Nick, in sweatpants and a T-shirt, was barefoot. He pulled the curtain open farther and they peered out. The lights only pierced about three feet into the gray, swirling mist. But that was enough for them to see a dozen roses had been beheaded and their bloodred petals strewn across the deck. Twelve stems had been stuck upright between the deck boards as if to make a thorny barrier for anyone who stepped outside.

“He must have just been here,” Nick muttered, and unlocked the sliding glass door as thunder echoed from the mountains. “Seymour, Getz, the boogeyman or whoever. I’m going out after him.”

“No,” Tara cried, and grabbed his arm. “Whoever it is, he could have more than a trap of thorns waiting, maybe even a gun. Nick, I’m so sorry about all this. Please, don’t go out there.”

He nodded once and locked on the door again, yanked the curtain closed, then pulled her to him. They stood, holding each other tight, in the dark house while something infinitely darker ruled the night.

Although the sermon was a good one, Nick had to fight nodding off. He’d hardly slept last night, too keyed up after kissing Tara, then too angry about someone tormenting her. He hadn’t even gotten over jet lag yet, which was throwing his internal clock off.

“‘If a man has a hundred sheep,’” the pastor read from the Bible, “‘and one of them goes astray, does he not leave the ninety-nine and go to the mountain to find the one that is straying?’”

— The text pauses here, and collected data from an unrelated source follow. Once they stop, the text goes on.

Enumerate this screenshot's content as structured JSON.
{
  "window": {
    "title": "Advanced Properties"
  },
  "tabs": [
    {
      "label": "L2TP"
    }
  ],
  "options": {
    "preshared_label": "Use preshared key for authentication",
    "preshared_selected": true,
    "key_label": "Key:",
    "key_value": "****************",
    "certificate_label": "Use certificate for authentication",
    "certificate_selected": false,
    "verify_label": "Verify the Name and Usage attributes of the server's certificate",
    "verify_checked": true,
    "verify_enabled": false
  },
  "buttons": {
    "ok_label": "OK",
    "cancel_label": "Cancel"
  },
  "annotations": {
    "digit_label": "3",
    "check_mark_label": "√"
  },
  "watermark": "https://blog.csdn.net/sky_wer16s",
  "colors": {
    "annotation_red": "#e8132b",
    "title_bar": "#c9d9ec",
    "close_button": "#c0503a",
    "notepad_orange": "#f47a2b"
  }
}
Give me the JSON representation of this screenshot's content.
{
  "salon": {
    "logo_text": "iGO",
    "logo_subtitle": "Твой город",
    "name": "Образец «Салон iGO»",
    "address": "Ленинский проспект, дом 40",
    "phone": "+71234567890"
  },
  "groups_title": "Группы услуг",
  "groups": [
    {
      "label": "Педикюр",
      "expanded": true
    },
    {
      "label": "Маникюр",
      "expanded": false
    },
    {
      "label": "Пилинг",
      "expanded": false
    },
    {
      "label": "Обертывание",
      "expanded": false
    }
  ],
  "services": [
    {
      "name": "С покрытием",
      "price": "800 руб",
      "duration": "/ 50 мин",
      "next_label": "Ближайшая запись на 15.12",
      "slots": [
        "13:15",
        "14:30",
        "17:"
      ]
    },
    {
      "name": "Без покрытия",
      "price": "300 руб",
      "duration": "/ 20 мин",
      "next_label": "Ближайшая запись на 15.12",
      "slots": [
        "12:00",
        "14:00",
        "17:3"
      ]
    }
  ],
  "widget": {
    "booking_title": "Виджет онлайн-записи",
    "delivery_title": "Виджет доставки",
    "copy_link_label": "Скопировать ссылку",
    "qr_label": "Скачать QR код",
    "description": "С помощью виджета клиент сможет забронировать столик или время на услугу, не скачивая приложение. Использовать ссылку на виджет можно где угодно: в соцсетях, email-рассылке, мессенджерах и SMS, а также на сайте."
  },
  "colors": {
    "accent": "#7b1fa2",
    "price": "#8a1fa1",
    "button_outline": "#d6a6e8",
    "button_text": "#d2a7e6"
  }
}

He should have run out onto the mountain after the trespasser last night, Nick told himself. But Tara might have been right. It could have been a trap. If it was meant to lure him out, he didn’t want to leave her and Claire alone. He was starting to think that if he took the Fort Bragg job, he should insist that Tara come, too. She could run Finders Keepers from there, though he knew she wouldn’t go. Not unless she was going
to
something instead of running
from
something. She was scared here, but then, so was he. The truth was, he’d been running scared and guilt-ridden ever since the day they’d lost Tony and Superman.

Superman’s name was really Clark Brent, so he’d always lived with being teased with cornball questions like, “Hey, Clark Kent, where’s Lois Lane?” or “When do you dart into a phone booth to change into your tights?” But Clark, who was from a little Ohio town called Sunbury, took it all with good humor and had some clever comebacks. “Just hope those Taliban SOBs don’t have Kryptonite in those caves,” he joked the day he and Tony were lost…the day they died. The new dog had taken them the wrong way and then the rocket-propelled grenade hit the two men…

“And from the book of Luke, the same message of our Lord seeking straying sinners, with a different illus tration,” the pastor was saying as Nick gave a sharp sniff. “‘What woman, having ten silver coins, if she loses one coin, does not light a lamp, sweep the house, and search carefully until she finds it?’”

They’d found their bodies, or what was left of them. Ironically, the dog had lived and was still working, searching caves in the mountains…maybe finding the head mullahs like Hezbi Islami or other remnants of the Taliban.